Idris passou a mão pelos cabelos de novo para tirar os fios da frente do rosto e antes de responder, estendeu a mão para a mesa ao lado, pegando o relicário para mostrar para Radulf.

– Ele não teve a intenção... – e abriu a joia para mostrar que havia duas alianças ali dentro, olhando-as por um tempo antes de fechar a joia de novo e colocá-la no cômodo ao lado.

Radulf respirou fundo, parecendo muito exasperado, e passou as duas mãos no rosto até Idris lhe encarar de volta para poder gesticular outra vez: "Não interessa qual a intenção, interessa o que ele fez, Idris".

– E você quer puni-lo por isso?

A resposta de Radulf veio em gestos muito mais intensos: "É claro que ele tem que ser punido! Como ele ousa! Todas as vezes! Ele até entrou no quarto da Seren...!"

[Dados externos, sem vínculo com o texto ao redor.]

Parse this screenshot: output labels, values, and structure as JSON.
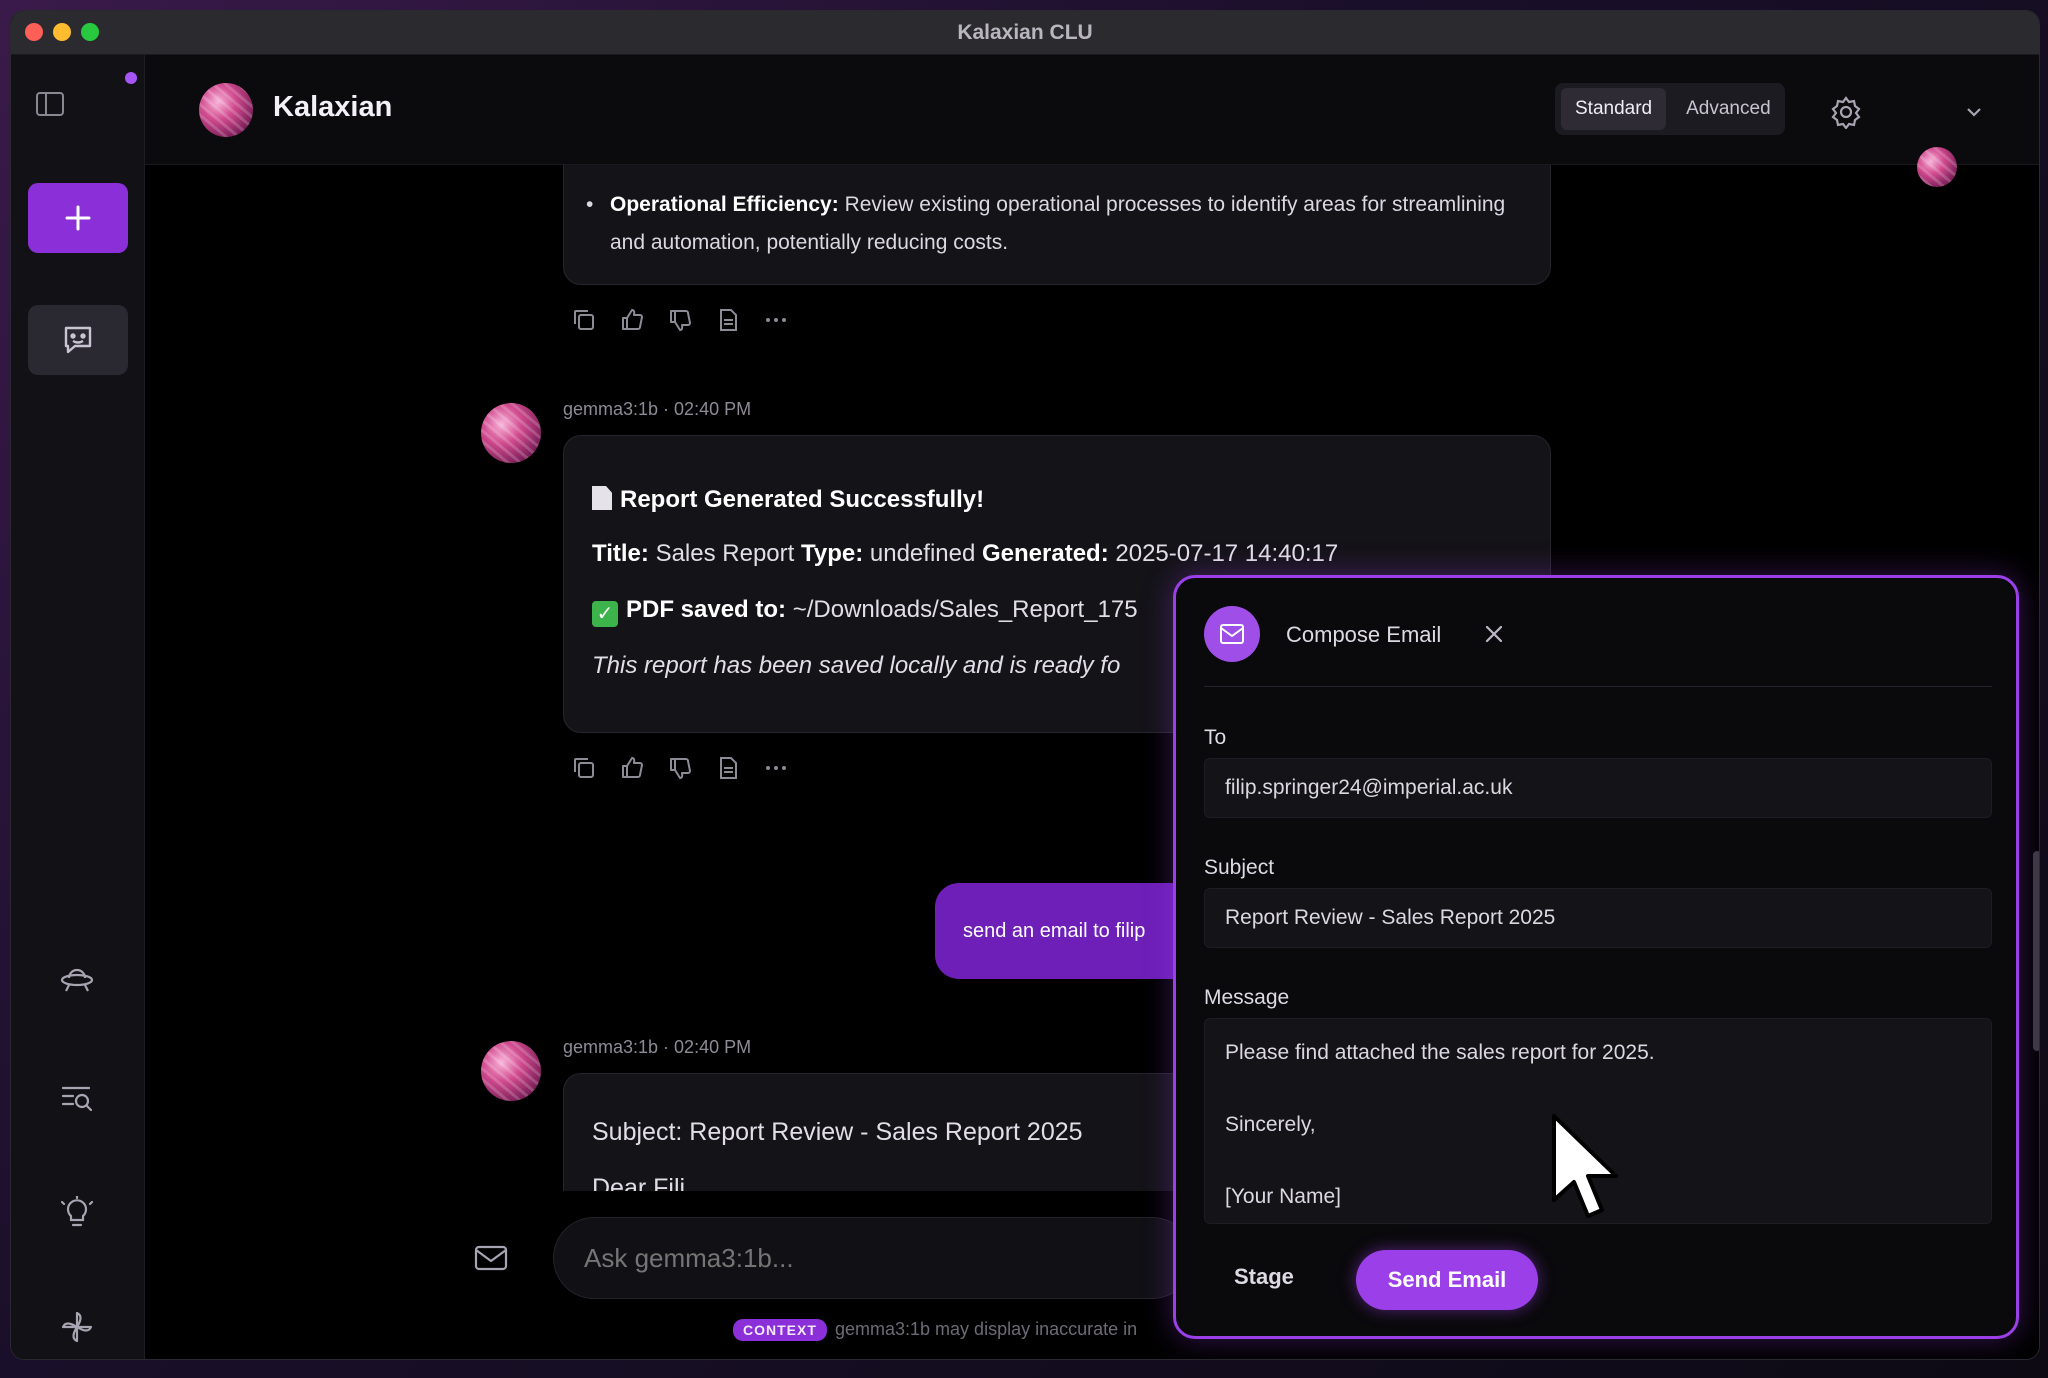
{
  "window": {
    "title": "Kalaxian CLU"
  },
  "header": {
    "brand": "Kalaxian",
    "modes": [
      "Standard",
      "Advanced"
    ],
    "active_mode": "Standard"
  },
  "messages": {
    "m1": {
      "bold": "Operational Efficiency:",
      "text": " Review existing operational processes to identify areas for streamlining and automation, potentially reducing costs."
    },
    "m2": {
      "meta": "gemma3:1b · 02:40 PM",
      "heading": "Report Generated Successfully!",
      "title_label": "Title:",
      "title_value": " Sales Report ",
      "type_label": "Type:",
      "type_value": " undefined ",
      "generated_label": "Generated:",
      "generated_value": " 2025-07-17 14:40:17",
      "pdf_label": "PDF saved to:",
      "pdf_value": " ~/Downloads/Sales_Report_175",
      "note": "This report has been saved locally and is ready fo"
    },
    "user": {
      "text": "send an email to filip"
    },
    "m3": {
      "meta": "gemma3:1b · 02:40 PM",
      "subject": "Subject: Report Review - Sales Report 2025",
      "partial": "Dear Fili"
    }
  },
  "composer": {
    "placeholder": "Ask gemma3:1b...",
    "context_badge": "CONTEXT",
    "disclaimer": "gemma3:1b may display inaccurate in"
  },
  "email": {
    "title": "Compose Email",
    "to_label": "To",
    "to_value": "filip.springer24@imperial.ac.uk",
    "subject_label": "Subject",
    "subject_value": "Report Review - Sales Report 2025",
    "message_label": "Message",
    "message_value": "Please find attached the sales report for 2025.\n\nSincerely,\n\n[Your Name]",
    "stage_label": "Stage",
    "send_label": "Send Email"
  },
  "colors": {
    "accent": "#9b3fe8",
    "user_bubble": "#6d1fb8",
    "background": "#000000"
  }
}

– Ele não imaginava, Radulf. Que era importante...

"Como não?! Era da rainha!", o conselheiro insistiu, mas a expressão pesarosa de Idris lhe fez perder um pouco do ímpeto, até baixar as mãos ao lado do corpo para ouvir uma resposta que já devia ter imaginado.

– Quem imaginaria que o rei assassino sanguinário de Arcallis realmente se importava com a rainha dele?

Radulf até pensou em responder algo, mas não havia palavras em sua mente para contestar aquilo. Sabia qual a imagem que todos no reino e fora dele tinham de Idris, sabia até da quantidade de pessoas que achavam que ele mesmo tinha matado a rainha, não tinha como culpá-lo por encontrar uma pessoa – por mais odiosa que fosse – que parecia ter entendido que aquilo não era verdade, mesmo através de algo tão simples quanto uma peça de joia velha.

O conselheiro levou uma das mãos até o rosto, massageando o espaço entre os olhos, para só então mover as mãos de novo, numa pergunta que era quase retórica "O que está acontecendo ultimamente com você, Idris?", e suspirou, apoiando as mãos na cintura. Já ia mover as mãos de novo para falar de assuntos do reino quando foi pego de surpresa pela voz baixa do regente.

– Talvez eu esteja cansado... de ficar sozinho, Radulf.

Radulf desistiu de seguir com outros assuntos e encarou a expressão do rei com certa descrença. Não esperava ouvir aquilo de Idris em uma vida, e as poucas vezes em que ele tinha sido tão sincero tinham sido há tantos anos que ele sequer conseguia lembrar. Era surpreendente que o infeliz do ladrão tivesse causado algum tipo de impacto em Idris, e aquilo lhe deixou com uma irritação renovada.

"Mas tinha que escolher o ladrão?! Sério?!", Radulf gesticulou com mais vontade, até tirando uma expressão um tanto incrédula de Idris, que nem tinha como responder àquilo. Mas pensar no fato de que alguém tinha se aproximado dele voluntariamente e sem medo era, realmente, uma novidade que trouxe uma expressão mais suave para o rosto do regente, que Radulf observou com muito cuidado. "Você está diferente, Idris", ele adicionou.

– Isso é ruim?

Radulf o encarou por uns longos segundos em silêncio, antes de responder com um "ainda estou decidindo".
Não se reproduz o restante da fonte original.